Example Consider that data in cats. It has been widely studied and analysed over the years, first by Sir R.A. Fisher.
Let's have a first look at the data
attach(cats)
summary(cats)
Fisher's interest in this dataset was to study the variation of heart weight with body weight and to discover if this differs by sex.
Ignoring sex for the moment we can draw the scatterplot
plot(Bwt,Hwt)
and we see that the heart weight and the body weight are positively correlated. In fact
cor(Bwt,Hwt)
is 0.804. Of course we could do Pearson's test for H0: ρ=0:
cor.test(Bwt,Hwt)
which has a p-value of 0.000 and therefore shows that the correlation is statistically significantly different from 0, although that test is clearly not necessary here.
Now let's include Sex:
qplot(Bwt,Hwt,color=Sex)
another nice way to do this is by using plotting symbols that identify the gender directly:
plot(Bwt,Hwt,pch=ifelse(Sex=="F","F","M"),col=ifelse(Sex=="F","red","blue"))
If this is to messy we could separate the two graphs
xyplot(Hwt~Bwt|Sex)
What are the correlations?
cor(Bwt[Sex=="F"],Hwt[Sex=="F"])
cor(Bwt[Sex=="M"],Hwt[Sex=="M"])
The correlations for both females and males are smaller than for the combined data. Any idea why that might be?

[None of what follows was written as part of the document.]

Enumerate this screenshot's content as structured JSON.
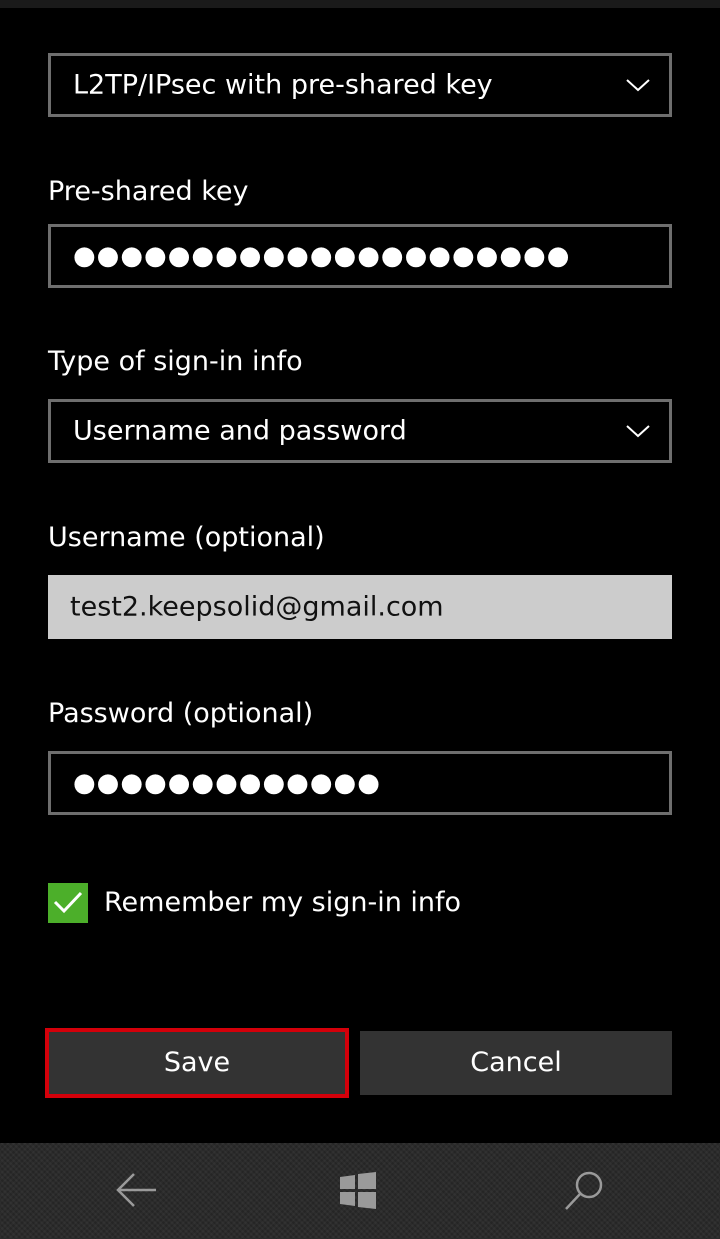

From the graphs it appears that the relationship between Body weight and Heart weight is linear, so we can try to fit a linear model. One way is to use the method of least squares regression:
Let's again ignore sex for the moment:
fit=lm(Hwt~Bwt)
sumary(fit)
"fit" is a special, rather complicated data structure in R. Such objects often have methods already implemented for them. For example an object of class "lm" has the following methods:
• summary() prints useful information.
• coef() gives the coefficients of the model (β0, β1,..).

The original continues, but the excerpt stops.